Apparently it was the wrong thing to say, because the mean look came into his eyes again. "Are you gonna tell me why you're here or not?"

She gave a heavy sigh. "Tad and the girls said if I'm not a sissy then I have to bring back proof that I've been all the way to Macon Street." She glanced around, then back to him. "Do you know which one is Macon Street? I can't find any street signs."

He stared at her for a moment, his expression reflective, then he stood up. "Come on," he said abruptly.

Without hesitation, Whitney followed him. They walked down a dirty, weed-infested alley and presently stepped across what had once been a chain-link fence, entering a yard filled with knee-high grass.

"Stay here," he said as he jumped and caught a low limb on a huge oak tree.

"Wait," she whispered urgently as he began to disappear into the leaves. "Whose house is this?"

"Mine," he said without looking back.

"Then why can't you use the door?"

"Because my stepfather got laid off again," he called back to her. "If I go through the house, he'll pick a fight, and I'm not in the mood today."

Whitney could certainly understand that. She felt the same way about her cousins.

"Wait," she said again as he began to move. "You didn't tell me your name."

"Dean....Dean Russell. Now will you pipe down and let me take care of business?"

She watched him climb in through a second-story window, then she stood quietly waiting for him to return. Seconds later he dropped out of the tree and landed a foot away from her. Pulling a battered street sign out of his shirt, he handed it to her. She turned it over gingerly. Macon Street.

"I ripped it off a couple of weeks ago," he said.

"You mean... you mean you're giving it to me?" she asked, surprise and pleasure making her voice squeak.

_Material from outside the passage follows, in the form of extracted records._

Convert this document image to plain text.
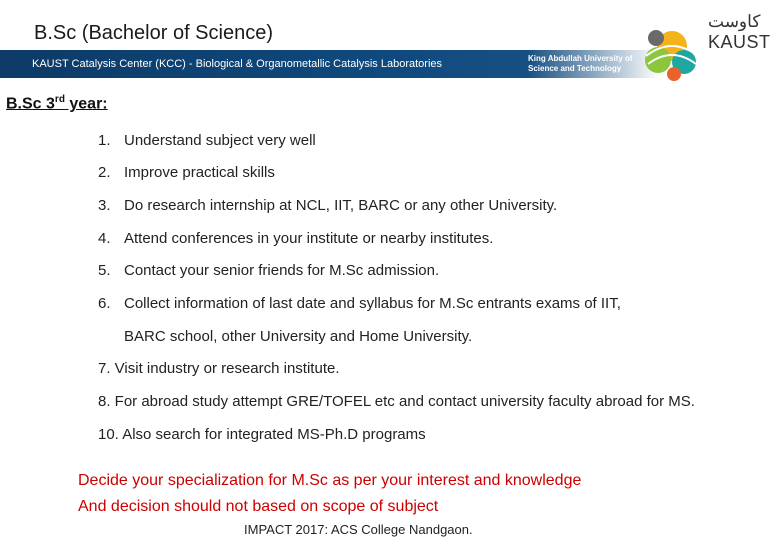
B.Sc (Bachelor of Science)
KAUST Catalysis Center (KCC) - Biological & Organometallic Catalysis Laboratories	King Abdullah University of
Science and Technology
كاوست
KAUST
B.Sc 3rd year:
1. Understand subject very well
2. Improve practical skills
3. Do research internship at NCL, IIT, BARC or any other University.
4. Attend conferences in your institute or nearby institutes.
5. Contact your senior friends for M.Sc admission.
6. Collect information of last date and syllabus for M.Sc entrants exams of IIT,
BARC school, other University and Home University.
7. Visit industry or research institute.
8. For abroad study attempt GRE/TOFEL etc and contact university faculty abroad for MS.
10. Also search for integrated MS-Ph.D programs
Decide your specialization for M.Sc as per your interest and knowledge
And decision should not based on scope of subject
IMPACT 2017: ACS College Nandgaon.
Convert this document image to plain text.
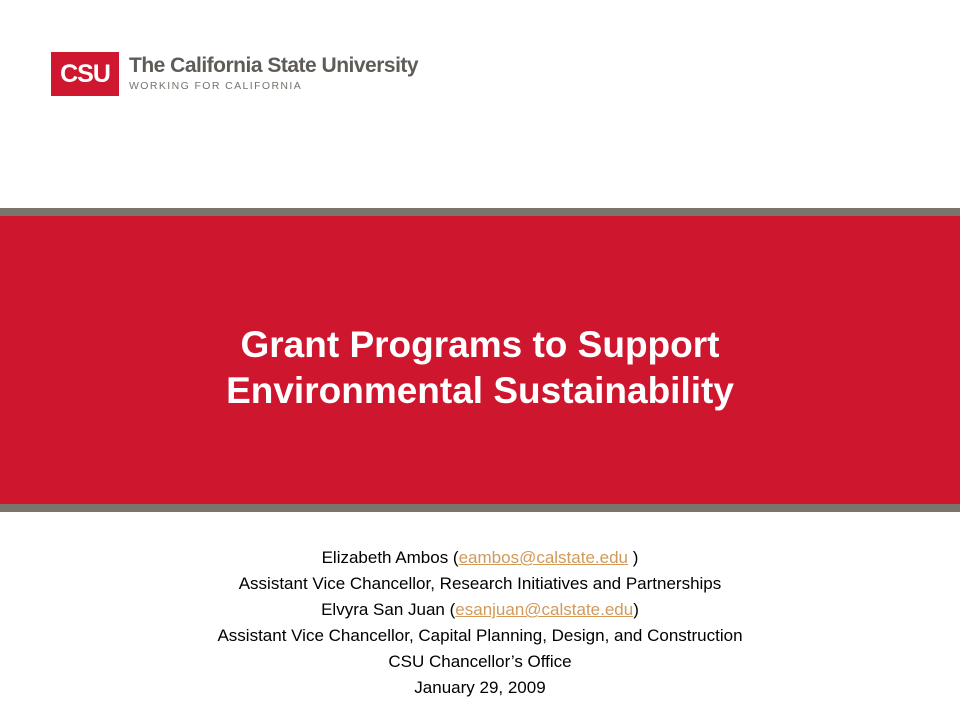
CSU The California State University
WORKING FOR CALIFORNIA
Grant Programs to Support
Environmental Sustainability
Elizabeth Ambos (eambos@calstate.edu )
Assistant Vice Chancellor, Research Initiatives and Partnerships
Elvyra San Juan (esanjuan@calstate.edu)
Assistant Vice Chancellor, Capital Planning, Design, and Construction
CSU Chancellor’s Office
January 29, 2009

He shrugged his thin shoulders. "You need it more than I do. Besides I can get all the street signs I want."

Although he was making light of the gesture, Whitney knew he had given up a great treasure, and she couldn't thank him enough. She thanked him until he told her to shut up again.

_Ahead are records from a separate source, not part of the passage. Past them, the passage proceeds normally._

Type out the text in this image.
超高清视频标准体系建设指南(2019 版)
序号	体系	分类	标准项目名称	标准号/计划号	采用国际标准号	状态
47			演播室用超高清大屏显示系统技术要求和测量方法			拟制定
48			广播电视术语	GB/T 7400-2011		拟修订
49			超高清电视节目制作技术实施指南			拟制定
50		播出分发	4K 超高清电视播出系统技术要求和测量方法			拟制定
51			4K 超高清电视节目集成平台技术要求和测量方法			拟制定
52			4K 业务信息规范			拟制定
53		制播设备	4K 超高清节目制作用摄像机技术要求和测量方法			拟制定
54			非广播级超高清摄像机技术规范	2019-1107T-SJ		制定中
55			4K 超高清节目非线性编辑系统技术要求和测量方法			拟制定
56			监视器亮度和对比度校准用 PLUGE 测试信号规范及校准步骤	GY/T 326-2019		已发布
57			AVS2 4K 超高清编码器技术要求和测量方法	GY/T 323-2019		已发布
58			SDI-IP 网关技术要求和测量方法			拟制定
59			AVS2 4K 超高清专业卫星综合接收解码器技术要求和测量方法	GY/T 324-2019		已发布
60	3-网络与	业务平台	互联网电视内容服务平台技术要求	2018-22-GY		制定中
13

"What do you do when they start raggin' you?" Dean asked as they walked back through the streets of Trash Town.

"I punch them," she said, swinging her fist at the air to give him a sample of her right hook.

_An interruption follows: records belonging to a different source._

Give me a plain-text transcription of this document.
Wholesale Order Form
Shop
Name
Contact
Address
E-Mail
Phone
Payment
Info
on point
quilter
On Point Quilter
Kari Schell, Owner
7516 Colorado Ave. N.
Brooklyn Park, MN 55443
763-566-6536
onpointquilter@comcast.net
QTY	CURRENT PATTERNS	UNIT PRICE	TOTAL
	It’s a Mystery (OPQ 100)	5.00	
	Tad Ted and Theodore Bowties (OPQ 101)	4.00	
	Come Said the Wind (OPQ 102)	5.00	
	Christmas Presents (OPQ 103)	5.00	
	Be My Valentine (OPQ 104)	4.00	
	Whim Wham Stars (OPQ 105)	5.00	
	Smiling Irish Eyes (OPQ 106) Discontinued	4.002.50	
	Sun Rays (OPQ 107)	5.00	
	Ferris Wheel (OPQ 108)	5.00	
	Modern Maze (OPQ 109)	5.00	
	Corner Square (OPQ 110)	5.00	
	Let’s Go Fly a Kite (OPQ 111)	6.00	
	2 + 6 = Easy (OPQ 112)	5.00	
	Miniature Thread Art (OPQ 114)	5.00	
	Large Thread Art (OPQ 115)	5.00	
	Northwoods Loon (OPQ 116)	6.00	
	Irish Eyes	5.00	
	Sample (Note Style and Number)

"Well, that's where you make your mistake," he told her. "Since they're all bigger than you, you couldn't do 'em much damage, and when you start fighting, you're showing them that they can get to you. I found out a long time ago that you gotta show bullies that nothing they can do bothers you, and they're not nothing but a fly buzzing around your head. If you act like their worst tricks are just a big, stupid joke, they'll get tired of doing it. They'll go find somebody that cries or gets mad. See what I mean?"